Bioregioning is happening all across the world. Here are a few of the many examples where it is happening.
Permaculturalist Ed Tyler has been exploring bioregional action and thought up on his own peninsula in Kintyre. We’ll be teaming up with Ed and the emerging Clyde Bioregioning group to run Scotland’s first Bioregional Learning Journey in 2022.
The Bioregional Learning Centre in Devon came into being in early 2017, co-founded by experts in collaborative design, learning for sustainability, community empowerment and ecology. With a focus on building region-wide climate resilience in South Devon, they saw the need for a community-facing learning lab to support, grow and connect all the innovation already going on. They also host the UK Bioregional Community of Practice of which Bioregioning Tayside is a member.
Located in southwest British Columbia and northwest Washington State, the Salish Sea Bioregional Marine Sanctuary includes aquatic areas historically and more commonly known as Puget Sound (to the South), the Strait of Georgia (to the North) and Juan de Fuca Strait (to the West).
Cascadia is a bioregion that defines the Pacific Northwest of the United States and Canada, as defined through the watersheds of the Fraser and Columbia watersheds.
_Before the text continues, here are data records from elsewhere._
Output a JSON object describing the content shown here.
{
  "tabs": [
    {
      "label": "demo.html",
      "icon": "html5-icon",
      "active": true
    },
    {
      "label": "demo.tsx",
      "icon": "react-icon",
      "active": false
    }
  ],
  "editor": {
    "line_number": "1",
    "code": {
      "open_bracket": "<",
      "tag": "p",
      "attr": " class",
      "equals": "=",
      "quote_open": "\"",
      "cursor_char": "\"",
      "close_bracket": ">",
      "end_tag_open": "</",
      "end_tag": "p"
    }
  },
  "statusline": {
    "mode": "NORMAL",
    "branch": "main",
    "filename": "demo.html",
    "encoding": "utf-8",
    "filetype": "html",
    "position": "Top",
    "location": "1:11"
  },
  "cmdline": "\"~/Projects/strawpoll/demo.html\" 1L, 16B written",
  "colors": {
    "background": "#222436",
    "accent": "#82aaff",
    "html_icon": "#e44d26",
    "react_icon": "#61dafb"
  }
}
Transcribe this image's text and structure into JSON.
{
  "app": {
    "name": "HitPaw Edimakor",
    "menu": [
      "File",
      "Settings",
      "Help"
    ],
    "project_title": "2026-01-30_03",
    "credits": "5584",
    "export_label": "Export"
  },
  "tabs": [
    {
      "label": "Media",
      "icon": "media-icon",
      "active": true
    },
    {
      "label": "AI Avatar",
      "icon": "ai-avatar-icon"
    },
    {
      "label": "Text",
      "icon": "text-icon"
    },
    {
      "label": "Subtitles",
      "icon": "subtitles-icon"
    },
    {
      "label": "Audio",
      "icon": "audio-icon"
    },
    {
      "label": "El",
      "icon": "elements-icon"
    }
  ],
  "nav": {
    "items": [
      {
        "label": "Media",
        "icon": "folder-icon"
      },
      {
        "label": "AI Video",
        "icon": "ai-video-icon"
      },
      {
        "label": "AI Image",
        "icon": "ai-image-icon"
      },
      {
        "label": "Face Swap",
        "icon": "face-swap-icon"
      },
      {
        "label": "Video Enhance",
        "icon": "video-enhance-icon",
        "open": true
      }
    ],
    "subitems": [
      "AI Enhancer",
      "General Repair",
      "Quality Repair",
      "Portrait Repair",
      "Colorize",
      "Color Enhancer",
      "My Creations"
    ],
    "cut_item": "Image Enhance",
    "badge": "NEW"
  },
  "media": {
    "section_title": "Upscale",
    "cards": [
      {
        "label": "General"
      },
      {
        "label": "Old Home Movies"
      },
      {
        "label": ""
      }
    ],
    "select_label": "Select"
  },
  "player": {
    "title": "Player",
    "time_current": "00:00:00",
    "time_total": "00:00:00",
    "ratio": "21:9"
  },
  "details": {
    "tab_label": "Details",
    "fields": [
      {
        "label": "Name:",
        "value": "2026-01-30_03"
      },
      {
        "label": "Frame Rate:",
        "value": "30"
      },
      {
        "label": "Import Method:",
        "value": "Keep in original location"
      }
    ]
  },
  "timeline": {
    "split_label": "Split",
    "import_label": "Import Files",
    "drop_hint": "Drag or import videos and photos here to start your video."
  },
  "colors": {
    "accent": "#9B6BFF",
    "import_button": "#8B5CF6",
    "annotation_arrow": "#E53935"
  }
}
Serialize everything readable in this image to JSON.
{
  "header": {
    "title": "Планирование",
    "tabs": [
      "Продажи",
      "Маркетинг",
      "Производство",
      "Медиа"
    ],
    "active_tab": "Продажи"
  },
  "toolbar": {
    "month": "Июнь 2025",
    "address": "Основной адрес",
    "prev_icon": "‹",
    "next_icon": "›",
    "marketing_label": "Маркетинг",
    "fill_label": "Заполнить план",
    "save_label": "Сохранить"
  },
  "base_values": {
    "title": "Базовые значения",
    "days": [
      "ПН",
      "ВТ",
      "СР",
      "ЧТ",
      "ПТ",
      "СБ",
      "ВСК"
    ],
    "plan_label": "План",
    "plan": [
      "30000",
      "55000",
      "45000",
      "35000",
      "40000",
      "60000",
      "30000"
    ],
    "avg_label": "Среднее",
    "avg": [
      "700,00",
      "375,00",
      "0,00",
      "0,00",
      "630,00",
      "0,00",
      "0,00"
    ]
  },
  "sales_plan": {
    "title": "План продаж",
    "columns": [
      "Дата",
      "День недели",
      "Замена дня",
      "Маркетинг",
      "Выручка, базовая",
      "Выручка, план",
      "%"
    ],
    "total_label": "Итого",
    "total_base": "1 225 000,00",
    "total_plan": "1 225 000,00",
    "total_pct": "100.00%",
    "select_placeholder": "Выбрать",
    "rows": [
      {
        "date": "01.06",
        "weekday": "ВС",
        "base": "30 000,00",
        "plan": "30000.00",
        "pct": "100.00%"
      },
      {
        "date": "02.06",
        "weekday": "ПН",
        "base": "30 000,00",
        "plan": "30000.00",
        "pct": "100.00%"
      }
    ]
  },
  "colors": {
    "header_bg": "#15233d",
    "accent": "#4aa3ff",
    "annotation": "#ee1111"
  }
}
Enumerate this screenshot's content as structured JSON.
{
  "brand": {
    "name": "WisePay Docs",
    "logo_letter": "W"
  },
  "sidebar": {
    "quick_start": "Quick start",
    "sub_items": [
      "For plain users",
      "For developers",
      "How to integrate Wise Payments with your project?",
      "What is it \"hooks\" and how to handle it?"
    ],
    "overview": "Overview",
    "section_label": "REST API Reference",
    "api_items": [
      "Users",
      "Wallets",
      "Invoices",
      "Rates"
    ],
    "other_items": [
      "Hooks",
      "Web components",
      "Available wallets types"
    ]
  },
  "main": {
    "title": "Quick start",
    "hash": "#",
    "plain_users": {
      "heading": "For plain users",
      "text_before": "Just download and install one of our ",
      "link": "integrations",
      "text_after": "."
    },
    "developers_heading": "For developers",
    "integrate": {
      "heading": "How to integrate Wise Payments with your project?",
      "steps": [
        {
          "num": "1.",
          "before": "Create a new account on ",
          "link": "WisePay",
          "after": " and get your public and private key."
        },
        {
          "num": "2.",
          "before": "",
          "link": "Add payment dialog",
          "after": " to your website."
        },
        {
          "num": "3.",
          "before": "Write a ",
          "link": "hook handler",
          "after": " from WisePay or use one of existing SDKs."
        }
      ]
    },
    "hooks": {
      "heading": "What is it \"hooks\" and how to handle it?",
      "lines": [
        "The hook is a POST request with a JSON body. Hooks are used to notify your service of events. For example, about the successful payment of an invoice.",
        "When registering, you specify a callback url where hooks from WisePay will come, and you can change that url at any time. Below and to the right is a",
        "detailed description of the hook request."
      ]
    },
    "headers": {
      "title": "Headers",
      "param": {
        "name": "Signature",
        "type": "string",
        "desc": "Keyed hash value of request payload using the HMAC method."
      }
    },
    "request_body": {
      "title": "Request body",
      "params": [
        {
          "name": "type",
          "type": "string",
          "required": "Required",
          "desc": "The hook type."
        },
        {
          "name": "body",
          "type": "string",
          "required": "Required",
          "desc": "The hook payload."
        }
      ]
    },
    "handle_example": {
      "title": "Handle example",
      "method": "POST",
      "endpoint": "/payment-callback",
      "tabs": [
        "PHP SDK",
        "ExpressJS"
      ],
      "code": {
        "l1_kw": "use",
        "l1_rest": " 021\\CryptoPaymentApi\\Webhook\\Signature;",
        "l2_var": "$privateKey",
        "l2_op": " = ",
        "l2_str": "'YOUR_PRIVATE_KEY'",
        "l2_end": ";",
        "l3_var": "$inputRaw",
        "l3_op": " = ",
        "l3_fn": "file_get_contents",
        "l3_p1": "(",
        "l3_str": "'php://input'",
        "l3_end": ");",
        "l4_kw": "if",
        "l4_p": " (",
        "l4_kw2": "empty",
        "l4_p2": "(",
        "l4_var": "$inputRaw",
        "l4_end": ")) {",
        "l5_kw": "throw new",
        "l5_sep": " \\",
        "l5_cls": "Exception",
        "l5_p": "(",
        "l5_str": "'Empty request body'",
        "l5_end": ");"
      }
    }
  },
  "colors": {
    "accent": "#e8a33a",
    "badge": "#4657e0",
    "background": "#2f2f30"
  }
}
It incorporates all of or parts of southern Alaska, British Columbia, Washington, Oregon, Idaho, Montana, and Northern California. Its mission is to build a bioregional community that fosters a culture rooted in the love of place, cultural competence, and sustainability.
Atelier Luma is a think tank, a production workshop and a learning network of the Luma Foundation. Based in Arles, in the French Camargue, Atelier Luma is co-developing new ways of producing and caring for a city and a bioregion, using design as a tool for transition.